Mais l’arrivée d’une cinquième épouse, adolescente adulée, provoque des jalousies dévastatrices. Le mari l’installe à trente kilomètres et s’y rend à sa guise. Clouées sur place, les femmes du harem subissent l’affront. Cette préférence conjugale les renvoie à leur beauté fanée, leurs rêves brisés.
La jeune Hadiza devient un catalyseur de la mécanique brute de leur enfermement, sans issue ni réplique, même sous couvert d’un devoir sacré.
HAREMS DES SABLES

J’ai d’abord étudié l’économie vivrière des femmes. Marginale en apparence : petits jardins, volailles, ovins, parfois une vache ou un lopin.

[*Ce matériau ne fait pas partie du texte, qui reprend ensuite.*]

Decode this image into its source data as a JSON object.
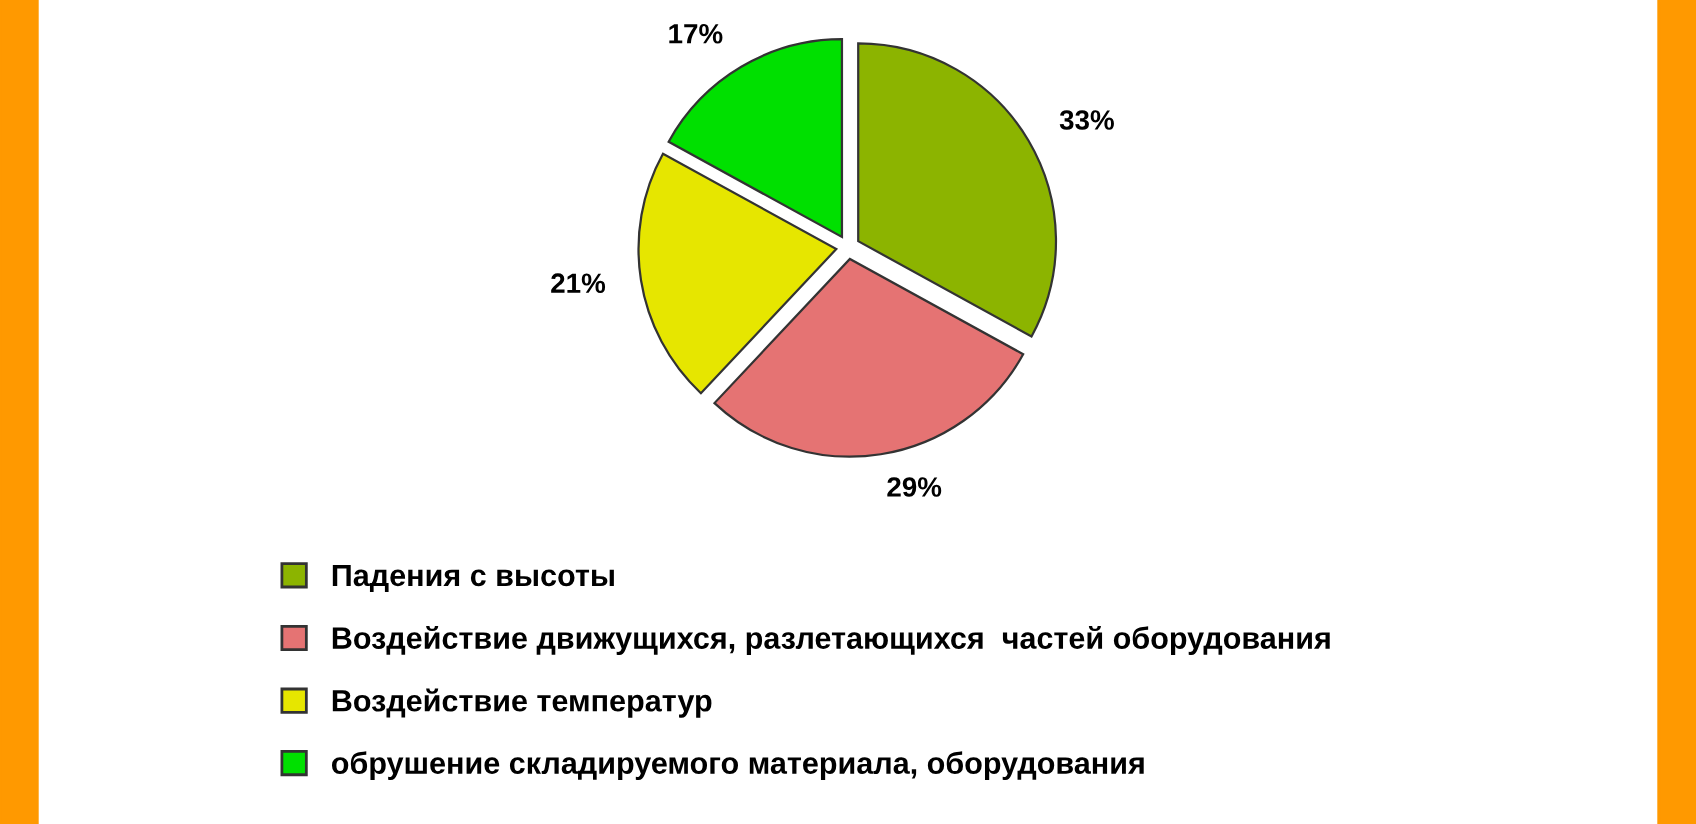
{
  "chart_data": {
    "type": "pie",
    "categories": [
      "Падения с высоты",
      "Воздействие движущихся, разлетающихся  частей оборудования",
      "Воздействие температур",
      "обрушение складируемого материала, оборудования"
    ],
    "values": [
      33,
      29,
      21,
      17
    ],
    "value_labels": [
      "33%",
      "29%",
      "21%",
      "17%"
    ],
    "colors": [
      "#8cb400",
      "#e57373",
      "#e6e600",
      "#00e000"
    ],
    "legend": "bottom left"
  }
}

La transformation artisanale et le petit commerce complétaient ces ressources. Là où les champs céréaliers des hommes constituaient une monoculture risquée, ces activités féminines jouaient un rôle crucial en cas de crise, fréquentes alors. Elles diversifiaient les revenus en amortissant les chocs.
« Quand une femme sort de la maison, sa valeur diminue. »
Le sexe des femmes porte l’honneur des hommes. Et certains grands marabouts, chefs coutumiers, commerçants renommés… de rang social élevé affichaient leur dignité en interdisant à leurs épouses de sortir. En contrepartie, ils ont l’obligation de subvenir aux besoins quotidiens, tâches qui incombaient aux femmes libres d’aller et venir. Les harems jouissaient d’une réputation ambivalente : on les disait prospères, dirigés par des patronnes à la tête d’entreprises vivrières souvent très lucratives. Notamment autour de l’oignon.
Dans le même temps, des moqueries fusaient à propos de maris, censés afficher leur prestige par l’enfermement de leurs épouses, mais qui, faute de moyens, ne pouvaient assumer leur dévotion coûteuse à La Mecque. Les voilà, disaient les gens, « en petit boubou et tongs », ployant sous les charges quotidiennes dont leurs femmes étaient dispensées.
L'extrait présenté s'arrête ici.